De son côté, Goering gagna presque aussi rapidement le respect de ceux qui l’entouraient. Quels que fussent ses défauts par ailleurs, il ne manquait ni de courage, ni de force, ni d’entrain dans le maniement des armes. Il savait se rendre agréable quand cela servait ses desseins et apprenait à s’exprimer dans la nouvelle langue avec presque autant de facilité que Burton. Il ne tarda pas à acquérir et à exercer une autorité digne de l’ancien Reichsmarschall de l’Allemagne hitlérienne.

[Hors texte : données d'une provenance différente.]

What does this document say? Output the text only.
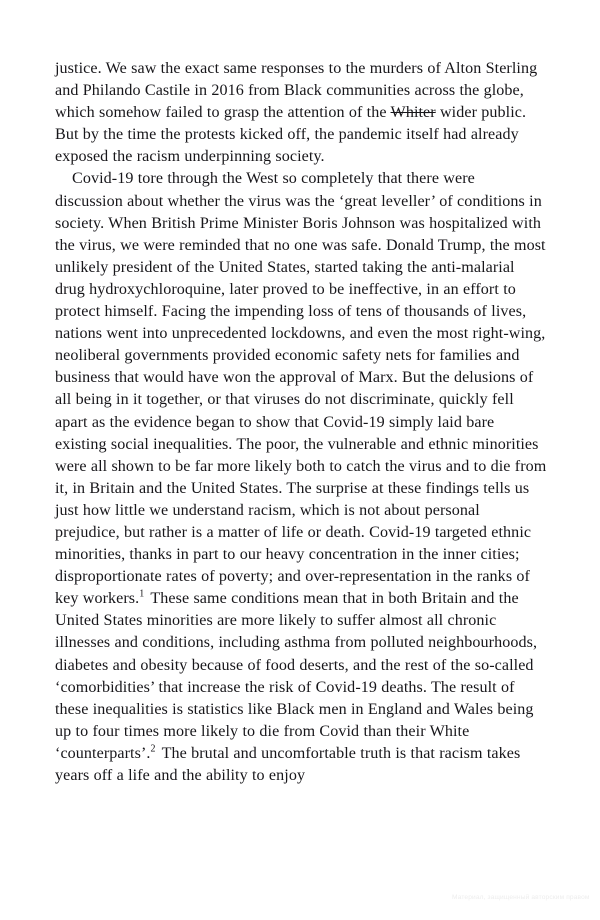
justice. We saw the exact same responses to the murders of Alton Sterling and Philando Castile in 2016 from Black communities across the globe, which somehow failed to grasp the attention of the Whiter wider public. But by the time the protests kicked off, the pandemic itself had already exposed the racism underpinning society.

Covid-19 tore through the West so completely that there were discussion about whether the virus was the ‘great leveller’ of conditions in society. When British Prime Minister Boris Johnson was hospitalized with the virus, we were reminded that no one was safe. Donald Trump, the most unlikely president of the United States, started taking the anti-malarial drug hydroxychloroquine, later proved to be ineffective, in an effort to protect himself. Facing the impending loss of tens of thousands of lives, nations went into unprecedented lockdowns, and even the most right-wing, neoliberal governments provided economic safety nets for families and business that would have won the approval of Marx. But the delusions of all being in it together, or that viruses do not discriminate, quickly fell apart as the evidence began to show that Covid-19 simply laid bare existing social inequalities. The poor, the vulnerable and ethnic minorities were all shown to be far more likely both to catch the virus and to die from it, in Britain and the United States. The surprise at these findings tells us just how little we understand racism, which is not about personal prejudice, but rather is a matter of life or death. Covid-19 targeted ethnic minorities, thanks in part to our heavy concentration in the inner cities; disproportionate rates of poverty; and over-representation in the ranks of key workers.$^1$ These same conditions mean that in both Britain and the United States minorities are more likely to suffer almost all chronic illnesses and conditions, including asthma from polluted neighbourhoods, diabetes and obesity because of food deserts, and the rest of the so-called ‘comorbidities’ that increase the risk of Covid-19 deaths. The result of these inequalities is statistics like Black men in England and Wales being up to four times more likely to die from Covid than their White ‘counterparts’.$^2$ The brutal and uncomfortable truth is that racism takes years off a life and the ability to enjoy

Материал, защищенный авторским правом
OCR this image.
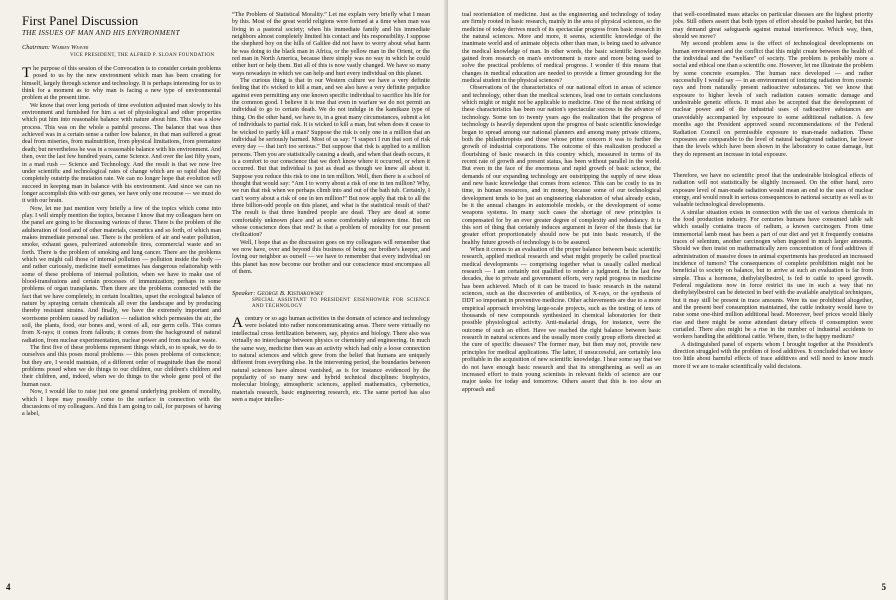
First Panel Discussion
THE ISSUES OF MAN AND HIS ENVIRONMENT
Chairman: Warren Weaver
VICE PRESIDENT, THE ALFRED P. SLOAN FOUNDATION

The purpose of this session of the Convocation is to consider certain problems posed to us by the new environment which man has been creating for himself, largely through science and technology. It is perhaps interesting for us to think for a moment as to why man is facing a new type of environmental problem at the present time.

We know that over long periods of time evolution adjusted man slowly to his environment and furnished for him a set of physiological and other properties which put him into reasonable balance with nature about him. This was a slow process. This was on the whole a painful process. The balance that was thus achieved was in a certain sense a rather low balance, in that man suffered a great deal from miseries, from malnutrition, from physical limitations, from premature death; but nevertheless he was in a reasonable balance with his environment. And then, over the last few hundred years, came Science. And over the last fifty years, in a mad rush — Science and Technology. And the result is that we now live under scientific and technological rates of change which are so rapid that they completely outstrip the mutation rate. We can no longer hope that evolution will succeed in keeping man in balance with his environment. And since we can no longer accomplish this with our genes, we have only one recourse — we must do it with our brain.

Now, let me just mention very briefly a few of the topics which come into play. I will simply mention the topics, because I know that my colleagues here on the panel are going to be discussing various of these. There is the problem of the adulteration of food and of other materials, cosmetics and so forth, of which man makes immediate personal use. There is the problem of air and water pollution, smoke, exhaust gases, pulverized automobile tires, commercial waste and so forth. There is the problem of smoking and lung cancer. There are the problems which we might call those of internal pollution — pollution inside the body — and rather curiously, medicine itself sometimes has dangerous relationship with some of these problems of internal pollution, when we have to make use of blood-transfusions and certain processes of immunization; perhaps in some problems of organ transplants. Then there are the problems connected with the fact that we have completely, in certain localities, upset the ecological balance of nature by spraying certain chemicals all over the landscape and by producing thereby resistant strains. And finally, we have the extremely important and worrisome problem caused by radiation — radiation which permeates the air, the soil, the plants, food, our bones and, worst of all, our germ cells. This comes from X-rays; it comes from fallouts; it comes from the background of natural radiation, from nuclear experimentation, nuclear power and from nuclear waste.

The first five of these problems represent things which, so to speak, we do to ourselves and this poses moral problems — this poses problems of conscience; but they are, I would maintain, of a different order of magnitude than the moral problems posed when we do things to our children, our children's children and their children, and, indeed, when we do things to the whole gene pool of the human race.

Now, I would like to raise just one general underlying problem of morality, which I hope may possibly come to the surface in connection with the discussions of my colleagues. And this I am going to call, for purposes of having a label,

“The Problem of Statistical Morality.” Let me explain very briefly what I mean by this. Most of the great world religions were formed at a time when man was living in a pastoral society; when his immediate family and his immediate neighbors almost completely limited his contact and his responsibility. I suppose the shepherd boy on the hills of Galilee did not have to worry about what harm he was doing to the black man in Africa, or the yellow man in the Orient, or the red man in North America, because there simply was no way in which he could either hurt or help them. But all of this is now vastly changed. We have so many ways nowadays in which we can help and hurt every individual on this planet.

The curious thing is that in our Western culture we have a very definite feeling that it's wicked to kill a man, and we also have a very definite prejudice against even permitting any one known specific individual to sacrifice his life for the common good. I believe it is true that even in warfare we do not permit an individual to go to certain death. We do not indulge in the kamikaze type of thing. On the other hand, we have to, in a great many circumstances, submit a lot of individuals to partial risk. It is wicked to kill a man, but when does it cease to be wicked to partly kill a man? Suppose the risk is only one in a million that an individual be seriously harmed. Most of us say: “I suspect I run that sort of risk every day — that isn't too serious.” But suppose that risk is applied to a million persons. Then you are statistically causing a death, and when that death occurs, it is a comfort to our conscience that we don't know where it occurred, or when it occurred. But that individual is just as dead as though we knew all about it. Suppose you reduce this risk to one in ten million. Well, then there is a school of thought that would say: “Am I to worry about a risk of one in ten million? Why, we run that risk when we perhaps climb into and out of the bath tub. Certainly, I can't worry about a risk of one in ten million!” But now apply that risk to all the three billion-odd people on this planet, and what is the statistical result of that? The result is that three hundred people are dead. They are dead at some comfortably unknown place and at some comfortably unknown time. But on whose conscience does that rest? Is that a problem of morality for our present civilization?

Well, I hope that as the discussion goes on my colleagues will remember that we now have, over and beyond this business of being our brother's keeper, and loving our neighbor as ourself — we have to remember that every individual on this planet has now become our brother and our conscience must encompass all of them.

Speaker: George B. Kistiakowsky
SPECIAL ASSISTANT TO PRESIDENT EISENHOWER FOR SCIENCE AND TECHNOLOGY

A century or so ago human activities in the domain of science and technology were isolated into rather noncommunicating areas. There were virtually no intellectual cross fertilization between, say, physics and biology. There also was virtually no interchange between physics or chemistry and engineering. In much the same way, medicine then was an activity which had only a loose connection to natural sciences and which grew from the belief that humans are uniquely different from everything else. In the intervening period, the boundaries between natural sciences have almost vanished, as is for instance evidenced by the popularity of so many new and hybrid technical disciplines: biophysics, molecular biology, atmospheric sciences, applied mathematics, cybernetics, materials research, basic engineering research, etc. The same period has also seen a major intellec-

4

tual reorientation of medicine. Just as the engineering and technology of today are firmly rooted in basic research, mainly in the area of physical sciences, so the medicine of today derives much of its spectacular progress from basic research in the natural sciences. More and more, it seems, scientific knowledge of the inanimate world and of animate objects other than man, is being used to advance the medical knowledge of man. In other words, the basic scientific knowledge gained from research on man's environment is more and more being used to solve the practical problems of medical progress. I wonder if this means that changes in medical education are needed to provide a firmer grounding for the medical student in the physical sciences?

Observations of the characteristics of our national effort in areas of science and technology, other than the medical sciences, lead one to certain conclusions which might or might not be applicable to medicine. One of the most striking of these characteristics has been our nation's spectacular success in the advance of technology. Some ten to twenty years ago the realization that the progress of technology is heavily dependent upon the progress of basic scientific knowledge began to spread among our national planners and among many private citizens, both the philanthropists and those whose prime concern it was to further the growth of industrial corporations. The outcome of this realization produced a flourishing of basic research in this country which, measured in terms of its recent rate of growth and present status, has been without parallel in the world. But even in the face of the enormous and rapid growth of basic science, the demands of our expanding technology are outstripping the supply of new ideas and new basic knowledge that comes from science. This can be costly to us in time, in human resources, and in money, because some of our technological development tends to be just an engineering elaboration of what already exists, be it the annual changes in automobile models, or the development of some weapons systems. In many such cases the shortage of new principles is compensated for by an ever greater degree of complexity and redundancy. It is this sort of thing that certainly induces argument in favor of the thesis that far greater effort proportionately should now be put into basic research, if the healthy future growth of technology is to be assured.

When it comes to an evaluation of the proper balance between basic scientific research, applied medical research and what might properly be called practical medical developments — comprising together what is usually called medical research — I am certainly not qualified to render a judgment. In the last few decades, due to private and government efforts, very rapid progress in medicine has been achieved. Much of it can be traced to basic research in the natural sciences, such as the discoveries of antibiotics, of X-rays, or the synthesis of DDT so important in preventive medicine. Other achievements are due to a more empirical approach involving large-scale projects, such as the testing of tens of thousands of new compounds synthesized in chemical laboratories for their possible physiological activity. Anti-malarial drugs, for instance, were the outcome of such an effort. Have we reached the right balance between basic research in natural sciences and the usually more costly group efforts directed at the cure of specific diseases? The former may, but then may not, provide new principles for medical applications. The latter, if unsuccessful, are certainly less profitable in the acquisition of new scientific knowledge. I hear some say that we do not have enough basic research and that its strengthening as well as an increased effort to train young scientists in relevant fields of science are our major tasks for today and tomorrow. Others assert that this is too slow an approach and

that well-coordinated mass attacks on particular diseases are the highest priority jobs. Still others assert that both types of effort should be pushed harder, but this may demand great safeguards against mutual interference. Which way, then, should we move?

My second problem area is the effect of technological developments on human environment and the conflict that this might create between the health of the individual and the “welfare” of society. The problem is probably more a social and ethical one than a scientific one. However, let me illustrate the problem by some concrete examples. The human race developed — and rather successfully I would say — in an environment of ionizing radiation from cosmic rays and from naturally present radioactive substances. Yet we know that exposure to higher levels of such radiation causes somatic damage and undesirable genetic effects. It must also be accepted that the development of nuclear power and of the industrial uses of radioactive substances are unavoidably accompanied by exposure to some additional radiation. A few months ago the President approved sound recommendations of the Federal Radiation Council on permissible exposure to man-made radiation. These exposures are comparable to the level of natural background radiation, far lower than the levels which have been shown in the laboratory to cause damage, but they do represent an increase in total exposure.

Therefore, we have no scientific proof that the undesirable biological effects of radiation will not statistically be slightly increased. On the other hand, zero exposure level of man-made radiation would mean an end to the uses of nuclear energy, and would result in serious consequences to national security as well as to valuable technological developments.

A similar situation exists in connection with the use of various chemicals in the food production industry. For centuries humans have consumed table salt which usually contains traces of radium, a known carcinogen. From time immemorial lamb meat has been a part of our diet and yet it frequently contains traces of selenium, another carcinogen when ingested in much larger amounts. Should we then insist on mathematically zero concentration of food additives if administration of massive doses in animal experiments has produced an increased incidence of tumors? The consequences of complete prohibition might not be beneficial to society on balance, but to arrive at such an evaluation is far from simple. Thus a hormone, diethylstylbestrol, is fed to cattle to speed growth. Federal regulations now in force restrict its use in such a way that no diethylstylbestrol can be detected in beef with the available analytical techniques, but it may still be present in trace amounts. Were its use prohibited altogether, and the present beef consumption maintained, the cattle industry would have to raise some one-third million additional head. Moreover, beef prices would likely rise and there might be some attendant dietary effects if consumption were curtailed. There also might be a rise in the number of industrial accidents to workers handling the additional cattle. Where, then, is the happy medium?

A distinguished panel of experts whom I brought together at the President's direction struggled with the problem of food additives. It concluded that we know too little about harmful effects of trace additives and will need to know much more if we are to make scientifically valid decisions.

5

La région, située sur la rive occidentale, était principalement habitée par des gens dont Burton, malgré l’étendue de ses connaissances, ne comprenait pas la langue. Quand il l’eut suffisamment maîtrisée pour les interroger, il apprit qu’ils étaient originaires d’une époque située au commencement de l’âge du bronze et qu’ils avaient vécu quelque part en Europe centrale. Certaines de leurs coutumes étaient assez curieuses, en particulier celle qui consistait à s’accoupler en public. Burton, qui avait contribué à fonder, en 1863, la Société royale d’anthropologie de Londres, et qui en avait vu d’autres au cours de ses voyages d’exploration sur la Terre, trouvait cela particulièrement intéressant. Sans aller jusqu’à imiter ses hôtes, il les regardait faire sans se scandaliser.

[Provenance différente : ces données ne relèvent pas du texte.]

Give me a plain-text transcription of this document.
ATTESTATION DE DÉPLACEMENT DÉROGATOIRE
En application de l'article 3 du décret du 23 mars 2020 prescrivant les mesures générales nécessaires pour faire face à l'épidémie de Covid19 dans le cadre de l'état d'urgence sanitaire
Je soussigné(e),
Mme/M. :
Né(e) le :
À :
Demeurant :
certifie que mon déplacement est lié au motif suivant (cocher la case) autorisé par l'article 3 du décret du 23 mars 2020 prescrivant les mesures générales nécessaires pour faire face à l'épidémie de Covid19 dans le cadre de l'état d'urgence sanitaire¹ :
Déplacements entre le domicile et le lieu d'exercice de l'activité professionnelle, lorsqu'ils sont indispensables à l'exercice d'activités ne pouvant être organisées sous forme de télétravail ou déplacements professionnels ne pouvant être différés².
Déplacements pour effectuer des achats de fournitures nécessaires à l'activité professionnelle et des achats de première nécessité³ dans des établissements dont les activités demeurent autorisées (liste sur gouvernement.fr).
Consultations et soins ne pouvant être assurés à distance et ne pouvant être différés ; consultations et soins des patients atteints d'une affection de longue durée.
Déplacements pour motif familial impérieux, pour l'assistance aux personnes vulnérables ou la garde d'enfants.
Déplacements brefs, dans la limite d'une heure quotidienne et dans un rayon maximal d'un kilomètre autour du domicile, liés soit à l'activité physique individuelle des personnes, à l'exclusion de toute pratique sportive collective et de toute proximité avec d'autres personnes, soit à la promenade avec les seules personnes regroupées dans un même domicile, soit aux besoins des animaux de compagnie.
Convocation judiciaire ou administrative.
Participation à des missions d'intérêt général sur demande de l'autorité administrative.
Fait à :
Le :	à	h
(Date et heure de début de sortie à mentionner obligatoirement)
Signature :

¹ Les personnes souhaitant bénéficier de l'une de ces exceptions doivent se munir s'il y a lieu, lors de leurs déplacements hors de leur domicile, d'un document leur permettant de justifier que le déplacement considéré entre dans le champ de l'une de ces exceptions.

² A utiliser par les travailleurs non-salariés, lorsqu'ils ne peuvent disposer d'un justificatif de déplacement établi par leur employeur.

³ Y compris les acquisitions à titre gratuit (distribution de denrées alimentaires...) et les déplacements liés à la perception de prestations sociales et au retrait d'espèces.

Par contre, ce fut avec plaisir qu’il adopta une autre de leurs coutumes, qui consistait à se peindre une moustache au-dessus de la lèvre. Les hommes regrettaient que la résurrection les eût définitivement privés de leur barbe et de leur prépuce. Ils ne pouvaient rien faire en ce qui concernait le second outrage, mais pour le premier c’était possible dans une certaine mesure. Il leur suffisait pour cela de se badigeonner le menton et le dessus de la lèvre avec une teinture à base de charbon pilé, de colle de poisson, de tanin et de divers autres ingrédients. Les plus fanatiques se servaient de cette mixture pour se faire tatouer, opération pénible et longue exécutée au moyen de fines aiguilles de bambou.